Inspirado en la sabiduría de Jodorowsky 

Es el amor que nace del simple hecho de no estar solo. A veces no se hace nada, solo estar cerca ya es medicina. Este amor lo vivimos con amigos, familia y parejas. Es la base, el refugio cotidiano.
Es el deseo, la química, el magnetismo corporal. Une, enciende… pero si no evoluciona, se apaga. Es un fuego que necesita más que cuerpo: alma.
Aquí aparece el sentir profundo. Ya no es solo piel, es corazón. Pero cuidado… si no se equilibra, trae tormentas: celos, heridas, dependencias. Amar así es un arte.
Nos encontramos en las ideas.

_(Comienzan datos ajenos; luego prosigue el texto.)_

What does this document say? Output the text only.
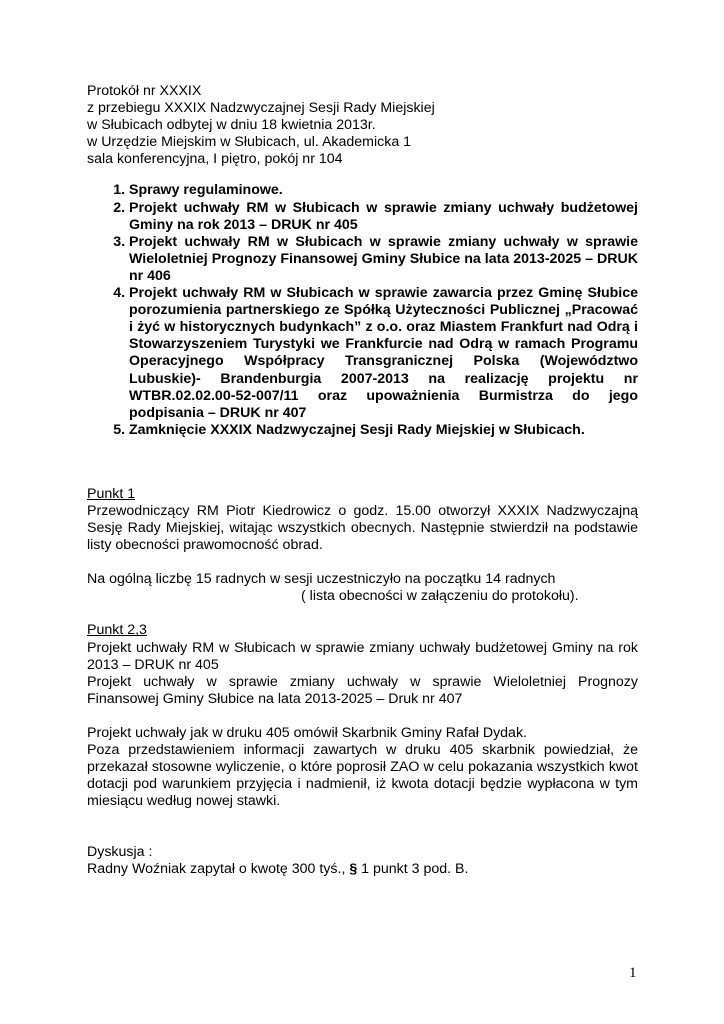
Protokół nr XXXIX
z przebiegu XXXIX Nadzwyczajnej Sesji Rady Miejskiej
w Słubicach odbytej w dniu 18 kwietnia 2013r.
w Urzędzie Miejskim w Słubicach, ul. Akademicka 1
sala konferencyjna, I piętro, pokój nr 104
1. Sprawy regulaminowe.
2. Projekt uchwały RM w Słubicach w sprawie zmiany uchwały budżetowej Gminy na rok 2013 – DRUK nr 405
3. Projekt uchwały RM w Słubicach w sprawie zmiany uchwały w sprawie Wieloletniej Prognozy Finansowej Gminy Słubice na lata 2013-2025 – DRUK nr 406
4. Projekt uchwały RM w Słubicach w sprawie zawarcia przez Gminę Słubice porozumienia partnerskiego ze Spółką Użyteczności Publicznej „Pracować i żyć w historycznych budynkach” z o.o. oraz Miastem Frankfurt nad Odrą i Stowarzyszeniem Turystyki we Frankfurcie nad Odrą w ramach Programu Operacyjnego Współpracy Transgranicznej Polska (Województwo Lubuskie)- Brandenburgia 2007-2013 na realizację projektu nr WTBR.02.02.00-52-007/11 oraz upoważnienia Burmistrza do jego podpisania – DRUK nr 407
5. Zamknięcie XXXIX Nadzwyczajnej Sesji Rady Miejskiej w Słubicach.
Punkt 1
Przewodniczący RM Piotr Kiedrowicz o godz. 15.00 otworzył XXXIX Nadzwyczajną Sesję Rady Miejskiej, witając wszystkich obecnych. Następnie stwierdził na podstawie listy obecności prawomocność obrad.
Na ogólną liczbę 15 radnych w sesji uczestniczyło na początku 14 radnych
( lista obecności w załączeniu do protokołu).
Punkt 2,3
Projekt uchwały RM w Słubicach w sprawie zmiany uchwały budżetowej Gminy na rok 2013 – DRUK nr 405
Projekt uchwały w sprawie zmiany uchwały w sprawie Wieloletniej Prognozy Finansowej Gminy Słubice na lata 2013-2025 – Druk nr 407
Projekt uchwały jak w druku 405 omówił Skarbnik Gminy Rafał Dydak.
Poza przedstawieniem informacji zawartych w druku 405 skarbnik powiedział, że przekazał stosowne wyliczenie, o które poprosił ZAO w celu pokazania wszystkich kwot dotacji pod warunkiem przyjęcia i nadmienił, iż kwota dotacji będzie wypłacona w tym miesiącu według nowej stawki.
Dyskusja :
Radny Woźniak zapytał o kwotę 300 tyś., § 1 punkt 3 pod. B.
1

Acepto tu forma de pensar, aunque sea distinta a la mía. Es amor sin querer cambiar al otro. Es admirar la diferencia.
Aquí nace el respeto sagrado. Nos acompañamos para crecer. En lo espiritual, en lo emocional, en lo material. Juntos, nos expandimos. Es un amor que no ata, impulsa.
Raro, poderoso, transformador. Cuando dos almas se reconocen como una sola misión. Ya no solo se aman, hacen del amor un servicio al mundo.
Ni la muerte puede apagarlo. Es amor que trasciende cuerpo y tiempo. Es divino. Es infinito. Es alma reconociendo alma… más allá del velo.
Quizá no todos los amores nos elevan… pero todos nos enseñan.